Here’s a special report from the Sun Journal


Hemp was supposed to be the next big thing for Maine farmers, an easy-to-grow cash crop capable of fetching as much as $250,000 an acre when sold for CBD, the non-psychedelic derivative of cannabis that can now be found in almost every prominent wellness product line in the world.

But after three years of rapid expansion, Maine’s emerging hemp industry has all but collapsed before it even had a chance to mature, the victim of a flooded national market, unfavorable federal regulations, a resulting price drop, bad business deals and a gold-rush mentality. Novice and veteran farmers alike are sitting on barns full of product they can’t sell and millions of dollars in debt.

Some of Maine’s biggest growers literally bet the farm on hemp, and lost.

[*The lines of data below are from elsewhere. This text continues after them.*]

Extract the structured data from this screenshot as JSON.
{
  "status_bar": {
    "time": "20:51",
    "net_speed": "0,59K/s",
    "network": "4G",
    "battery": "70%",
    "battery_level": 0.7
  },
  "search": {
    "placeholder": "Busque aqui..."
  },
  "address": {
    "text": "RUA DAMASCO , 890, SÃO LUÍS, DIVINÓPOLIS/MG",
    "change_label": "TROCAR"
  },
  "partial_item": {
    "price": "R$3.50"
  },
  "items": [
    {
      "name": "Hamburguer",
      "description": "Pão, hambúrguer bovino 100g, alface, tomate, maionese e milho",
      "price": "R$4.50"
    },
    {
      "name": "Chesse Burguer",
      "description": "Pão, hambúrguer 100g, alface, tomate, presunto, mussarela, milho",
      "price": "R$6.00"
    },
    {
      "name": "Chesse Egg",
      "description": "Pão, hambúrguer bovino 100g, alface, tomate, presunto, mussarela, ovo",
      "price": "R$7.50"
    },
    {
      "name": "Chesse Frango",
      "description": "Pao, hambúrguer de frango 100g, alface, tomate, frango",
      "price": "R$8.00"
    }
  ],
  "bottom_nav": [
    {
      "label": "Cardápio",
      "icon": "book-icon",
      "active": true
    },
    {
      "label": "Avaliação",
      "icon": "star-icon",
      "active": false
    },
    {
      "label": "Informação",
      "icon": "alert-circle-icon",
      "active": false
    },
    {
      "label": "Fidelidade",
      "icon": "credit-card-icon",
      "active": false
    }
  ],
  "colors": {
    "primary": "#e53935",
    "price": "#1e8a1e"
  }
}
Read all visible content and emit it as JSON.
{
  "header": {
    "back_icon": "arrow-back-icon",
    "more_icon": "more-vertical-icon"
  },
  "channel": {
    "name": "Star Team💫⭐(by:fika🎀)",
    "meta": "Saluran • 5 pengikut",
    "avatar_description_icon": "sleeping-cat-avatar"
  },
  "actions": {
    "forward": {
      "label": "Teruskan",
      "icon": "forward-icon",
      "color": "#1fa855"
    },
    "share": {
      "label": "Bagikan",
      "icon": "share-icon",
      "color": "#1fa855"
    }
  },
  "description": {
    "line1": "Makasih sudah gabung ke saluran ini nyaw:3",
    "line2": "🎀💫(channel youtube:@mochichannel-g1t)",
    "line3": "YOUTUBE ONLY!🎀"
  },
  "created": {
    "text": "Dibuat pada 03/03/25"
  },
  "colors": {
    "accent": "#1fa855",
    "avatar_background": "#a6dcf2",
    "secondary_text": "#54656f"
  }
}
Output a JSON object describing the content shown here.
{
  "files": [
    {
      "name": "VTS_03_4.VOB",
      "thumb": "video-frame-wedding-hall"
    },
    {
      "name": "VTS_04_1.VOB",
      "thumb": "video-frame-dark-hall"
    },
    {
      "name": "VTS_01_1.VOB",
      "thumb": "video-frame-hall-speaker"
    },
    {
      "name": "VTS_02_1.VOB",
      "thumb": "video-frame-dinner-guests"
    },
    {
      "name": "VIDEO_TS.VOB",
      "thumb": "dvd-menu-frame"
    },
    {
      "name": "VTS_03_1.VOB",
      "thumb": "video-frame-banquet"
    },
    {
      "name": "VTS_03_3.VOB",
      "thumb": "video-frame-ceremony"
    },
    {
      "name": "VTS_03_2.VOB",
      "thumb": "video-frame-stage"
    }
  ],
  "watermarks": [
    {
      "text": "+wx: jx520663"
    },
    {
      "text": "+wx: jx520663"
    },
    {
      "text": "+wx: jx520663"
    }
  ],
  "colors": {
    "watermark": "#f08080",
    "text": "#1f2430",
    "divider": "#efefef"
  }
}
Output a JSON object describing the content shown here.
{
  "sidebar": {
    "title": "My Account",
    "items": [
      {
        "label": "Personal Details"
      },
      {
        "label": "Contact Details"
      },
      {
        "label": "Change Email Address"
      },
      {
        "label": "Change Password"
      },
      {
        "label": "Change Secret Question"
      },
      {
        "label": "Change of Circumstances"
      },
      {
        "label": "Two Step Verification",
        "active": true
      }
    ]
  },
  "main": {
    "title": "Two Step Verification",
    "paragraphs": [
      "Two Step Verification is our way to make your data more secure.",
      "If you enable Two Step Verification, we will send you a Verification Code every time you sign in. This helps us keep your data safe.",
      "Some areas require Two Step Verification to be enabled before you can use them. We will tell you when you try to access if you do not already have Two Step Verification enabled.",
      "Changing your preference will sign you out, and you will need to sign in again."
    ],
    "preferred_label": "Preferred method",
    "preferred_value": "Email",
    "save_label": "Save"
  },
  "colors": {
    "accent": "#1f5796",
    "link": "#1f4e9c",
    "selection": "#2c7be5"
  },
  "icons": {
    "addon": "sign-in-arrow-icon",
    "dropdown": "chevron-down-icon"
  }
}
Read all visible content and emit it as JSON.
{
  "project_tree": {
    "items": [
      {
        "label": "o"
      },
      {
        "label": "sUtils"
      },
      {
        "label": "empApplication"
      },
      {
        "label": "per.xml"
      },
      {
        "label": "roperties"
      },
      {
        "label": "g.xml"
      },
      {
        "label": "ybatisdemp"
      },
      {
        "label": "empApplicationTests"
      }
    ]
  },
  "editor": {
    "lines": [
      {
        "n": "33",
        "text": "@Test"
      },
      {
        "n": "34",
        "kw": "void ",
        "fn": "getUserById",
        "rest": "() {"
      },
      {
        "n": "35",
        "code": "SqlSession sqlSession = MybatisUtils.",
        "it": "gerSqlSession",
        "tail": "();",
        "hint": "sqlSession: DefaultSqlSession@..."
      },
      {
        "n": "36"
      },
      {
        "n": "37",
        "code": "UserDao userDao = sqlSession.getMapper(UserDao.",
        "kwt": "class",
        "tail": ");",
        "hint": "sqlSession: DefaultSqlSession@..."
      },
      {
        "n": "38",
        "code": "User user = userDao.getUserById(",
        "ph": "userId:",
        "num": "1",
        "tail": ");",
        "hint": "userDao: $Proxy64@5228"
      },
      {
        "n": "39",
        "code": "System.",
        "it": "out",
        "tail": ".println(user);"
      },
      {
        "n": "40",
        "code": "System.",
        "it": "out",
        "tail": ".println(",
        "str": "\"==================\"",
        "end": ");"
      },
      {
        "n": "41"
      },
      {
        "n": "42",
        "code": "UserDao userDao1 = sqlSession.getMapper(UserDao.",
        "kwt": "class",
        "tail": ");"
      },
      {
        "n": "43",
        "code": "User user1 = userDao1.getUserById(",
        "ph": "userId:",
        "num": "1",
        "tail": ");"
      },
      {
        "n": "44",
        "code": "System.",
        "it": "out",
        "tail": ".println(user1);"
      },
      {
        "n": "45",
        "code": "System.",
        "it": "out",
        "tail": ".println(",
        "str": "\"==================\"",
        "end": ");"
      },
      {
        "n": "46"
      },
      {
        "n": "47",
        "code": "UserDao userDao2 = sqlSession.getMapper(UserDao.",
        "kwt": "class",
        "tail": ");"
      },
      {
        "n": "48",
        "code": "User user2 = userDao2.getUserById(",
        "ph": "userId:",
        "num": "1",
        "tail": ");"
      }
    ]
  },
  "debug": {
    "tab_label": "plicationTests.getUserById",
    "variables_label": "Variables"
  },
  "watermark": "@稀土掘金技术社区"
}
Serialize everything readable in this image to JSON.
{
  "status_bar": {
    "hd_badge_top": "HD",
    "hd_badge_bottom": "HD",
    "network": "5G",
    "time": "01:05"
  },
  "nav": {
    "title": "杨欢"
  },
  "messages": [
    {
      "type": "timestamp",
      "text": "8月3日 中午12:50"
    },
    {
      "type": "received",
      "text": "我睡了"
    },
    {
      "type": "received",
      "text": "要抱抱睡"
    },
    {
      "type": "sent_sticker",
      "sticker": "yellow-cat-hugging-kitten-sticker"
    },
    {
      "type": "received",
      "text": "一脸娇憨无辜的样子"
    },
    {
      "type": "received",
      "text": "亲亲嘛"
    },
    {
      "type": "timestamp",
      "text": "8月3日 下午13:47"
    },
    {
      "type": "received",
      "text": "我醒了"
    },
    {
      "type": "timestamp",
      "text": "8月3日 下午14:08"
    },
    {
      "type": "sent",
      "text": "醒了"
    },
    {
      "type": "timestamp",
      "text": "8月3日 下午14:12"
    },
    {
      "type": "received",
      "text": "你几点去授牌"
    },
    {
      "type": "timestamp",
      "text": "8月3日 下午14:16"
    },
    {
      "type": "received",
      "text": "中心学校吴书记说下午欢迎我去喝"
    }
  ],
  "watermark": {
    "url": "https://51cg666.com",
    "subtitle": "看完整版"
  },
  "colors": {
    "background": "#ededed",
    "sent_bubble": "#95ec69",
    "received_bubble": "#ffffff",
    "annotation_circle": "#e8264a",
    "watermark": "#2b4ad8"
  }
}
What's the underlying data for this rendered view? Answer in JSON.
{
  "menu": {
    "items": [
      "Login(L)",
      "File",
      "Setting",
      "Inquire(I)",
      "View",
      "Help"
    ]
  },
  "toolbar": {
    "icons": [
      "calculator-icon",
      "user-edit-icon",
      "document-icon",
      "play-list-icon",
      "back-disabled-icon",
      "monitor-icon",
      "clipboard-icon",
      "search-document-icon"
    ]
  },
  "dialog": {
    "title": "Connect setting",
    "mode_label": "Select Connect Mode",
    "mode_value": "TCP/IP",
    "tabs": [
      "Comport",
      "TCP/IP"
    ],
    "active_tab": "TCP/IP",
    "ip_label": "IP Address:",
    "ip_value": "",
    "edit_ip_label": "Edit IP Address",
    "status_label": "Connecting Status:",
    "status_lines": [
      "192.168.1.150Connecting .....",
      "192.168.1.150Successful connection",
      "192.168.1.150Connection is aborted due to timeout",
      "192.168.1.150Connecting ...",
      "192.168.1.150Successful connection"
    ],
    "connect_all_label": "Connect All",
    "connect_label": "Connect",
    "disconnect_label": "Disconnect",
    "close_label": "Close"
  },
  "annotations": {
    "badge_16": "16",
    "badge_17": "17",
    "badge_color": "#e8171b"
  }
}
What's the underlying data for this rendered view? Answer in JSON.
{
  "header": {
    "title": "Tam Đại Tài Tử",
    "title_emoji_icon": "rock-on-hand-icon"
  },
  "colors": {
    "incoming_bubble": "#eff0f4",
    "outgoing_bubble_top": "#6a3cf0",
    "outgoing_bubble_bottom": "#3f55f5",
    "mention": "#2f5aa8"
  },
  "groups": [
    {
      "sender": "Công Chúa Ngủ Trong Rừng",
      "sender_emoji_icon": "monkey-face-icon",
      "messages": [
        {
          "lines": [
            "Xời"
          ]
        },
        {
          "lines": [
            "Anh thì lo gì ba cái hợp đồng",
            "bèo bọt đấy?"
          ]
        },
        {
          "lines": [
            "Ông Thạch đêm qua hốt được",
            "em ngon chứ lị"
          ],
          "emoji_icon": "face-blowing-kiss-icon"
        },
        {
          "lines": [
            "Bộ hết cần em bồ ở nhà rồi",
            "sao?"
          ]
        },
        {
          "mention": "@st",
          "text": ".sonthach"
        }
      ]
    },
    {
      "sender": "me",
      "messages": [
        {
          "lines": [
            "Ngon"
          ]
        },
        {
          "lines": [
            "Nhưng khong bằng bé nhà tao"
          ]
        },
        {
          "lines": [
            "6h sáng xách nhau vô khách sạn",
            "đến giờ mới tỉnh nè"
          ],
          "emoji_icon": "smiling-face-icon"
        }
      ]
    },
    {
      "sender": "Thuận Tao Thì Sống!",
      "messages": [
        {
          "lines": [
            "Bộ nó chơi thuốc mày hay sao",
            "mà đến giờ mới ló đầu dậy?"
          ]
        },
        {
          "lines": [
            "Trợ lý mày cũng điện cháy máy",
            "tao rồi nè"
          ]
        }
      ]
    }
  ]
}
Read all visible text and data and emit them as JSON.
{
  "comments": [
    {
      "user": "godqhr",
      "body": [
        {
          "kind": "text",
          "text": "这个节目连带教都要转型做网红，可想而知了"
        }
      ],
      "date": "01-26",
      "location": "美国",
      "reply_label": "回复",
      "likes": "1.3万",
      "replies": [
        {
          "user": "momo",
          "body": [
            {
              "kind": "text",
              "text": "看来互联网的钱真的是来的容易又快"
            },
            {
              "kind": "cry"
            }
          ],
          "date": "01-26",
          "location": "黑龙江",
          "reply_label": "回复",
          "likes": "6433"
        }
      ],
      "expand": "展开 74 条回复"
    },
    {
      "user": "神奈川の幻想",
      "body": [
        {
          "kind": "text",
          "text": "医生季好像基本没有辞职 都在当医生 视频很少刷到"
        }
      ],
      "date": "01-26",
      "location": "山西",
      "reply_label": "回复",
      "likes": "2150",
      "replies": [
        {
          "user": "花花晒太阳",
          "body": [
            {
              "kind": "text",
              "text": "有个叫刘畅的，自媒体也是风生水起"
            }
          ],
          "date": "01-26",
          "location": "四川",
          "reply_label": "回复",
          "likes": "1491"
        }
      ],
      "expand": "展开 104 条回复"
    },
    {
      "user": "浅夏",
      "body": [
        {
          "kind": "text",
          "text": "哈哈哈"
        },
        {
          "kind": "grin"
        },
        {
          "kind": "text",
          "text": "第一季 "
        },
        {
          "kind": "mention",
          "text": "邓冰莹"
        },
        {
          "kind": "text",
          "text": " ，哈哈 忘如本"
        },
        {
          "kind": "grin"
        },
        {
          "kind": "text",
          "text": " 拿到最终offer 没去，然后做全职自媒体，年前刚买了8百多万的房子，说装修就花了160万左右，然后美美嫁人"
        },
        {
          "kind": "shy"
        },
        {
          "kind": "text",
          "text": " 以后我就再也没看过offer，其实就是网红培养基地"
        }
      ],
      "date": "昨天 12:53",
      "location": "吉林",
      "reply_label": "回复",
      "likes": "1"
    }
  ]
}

Last year, John Black’s New England Hemp Institute was the biggest hemp producer in Maine, with multiple grows accounting for a third of Maine’s licensed harvest. He preached the hemp gospel at local grange halls, imported farm equipment from Italy, and cut deals to purchase other farmers’ harvests. He was in a hurry to scale up before the hemp conglomerates came to Maine.

Last month, Black’s farm was sold off at auction, piece by custom-made piece, at the insistence of anxious investors.

“Every day we hear the same thing: ‘I told you so, I told you so, I told you so,’” said Black’s wife and business partner, Corey, who said the business failure was too painful to talk about in detail. “‘You shouldn’t have gone so big. You shouldn’t have bought that cropper. You shouldn’t have done this, or this, or that.’ It’s been a terrible experience for us.”